A Famine-proof World Requires Investment in Farm Research
Tuesday, September 6, 2011
Once again the Horn of Africa is suffering a hunger crisis of dizzying magnitude. Nearly 12 million people are in the need of humanitarian assistance, despite more than $1.5 billion in emergency aid efforts to date.
It is easy to get lost in these mind-boggling statistics. However, we must urgently act in support these efforts. Relief agencies, community organizations and governments are providing much needed support to save more lives from being lost.
But with the America’s economic troubles dominating the news cycle, and families feeling the recession’s pinch, it is easy to question the merit of pouring large amounts of money, often too late, in an attempt to alleviate recurring famine in distant lands.
America’s commitment to humanitarian aid is still needed to avert untold numbers of deaths – we are not a nation to stand by watching children die for lack of food. The U.S. has responded with some of the largest donations of emergency assistance to the region. To do otherwise would be catastrophic and unconscionable.
This crisis is painful evidence, however, of donor and recipient countries’ failure to act on a message that is so obvious to those of us who have worked in Africa: short-term aid, while essential in crises, only bandages over the larger underlying causes of hunger. Especially in an uncertain economic climate, when every dollar invested in aid needs to be judged on its effectiveness, we must tackle the real causes of poverty that underlie the hunger crises in vulnerable countries.

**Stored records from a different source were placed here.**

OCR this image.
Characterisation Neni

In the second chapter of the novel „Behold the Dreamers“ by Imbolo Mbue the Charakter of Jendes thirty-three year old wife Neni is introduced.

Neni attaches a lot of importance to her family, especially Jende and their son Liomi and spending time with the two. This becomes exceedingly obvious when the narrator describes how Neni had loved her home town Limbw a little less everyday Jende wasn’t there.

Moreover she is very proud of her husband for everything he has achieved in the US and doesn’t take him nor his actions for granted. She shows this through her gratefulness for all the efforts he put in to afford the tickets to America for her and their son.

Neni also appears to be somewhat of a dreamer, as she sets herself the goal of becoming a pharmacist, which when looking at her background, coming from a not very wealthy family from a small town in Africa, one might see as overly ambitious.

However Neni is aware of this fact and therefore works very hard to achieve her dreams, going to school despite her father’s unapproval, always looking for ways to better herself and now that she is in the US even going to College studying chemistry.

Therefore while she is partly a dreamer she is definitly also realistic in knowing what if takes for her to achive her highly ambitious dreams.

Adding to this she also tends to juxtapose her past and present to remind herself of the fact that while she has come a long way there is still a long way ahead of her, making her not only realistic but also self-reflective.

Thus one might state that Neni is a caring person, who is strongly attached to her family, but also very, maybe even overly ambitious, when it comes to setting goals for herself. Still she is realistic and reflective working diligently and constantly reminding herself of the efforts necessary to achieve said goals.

Iowa’s legacy for making a difference resounds with echoes of voices and actions of the past – George Washington Carver, Henry Wallace, Roswell Garst, Norman Borlaug, Herbert Hoover – who have taken those small steps that have changed the lives of millions.
The U.S. can lead the fight to give people the means to sustain themselves and thus promote stability and security around the world. We’ve done it before.
In the 1960s, confronted by dire predictions of famine in South Asia and Latin America, the U.S. led the way. It pumped funding into research and development for crops that yield more food, seeds that perform better, farm techniques that encouraged bigger harvests. And the U.S. transferred this knowledge to those countries to stunning effect.
The “Green Revolution” is credited with helping avert famine for more than one billion poor people and providing the social and economic foundation for the tremendous economic stability and growth witnessed in Asia and Latin America today.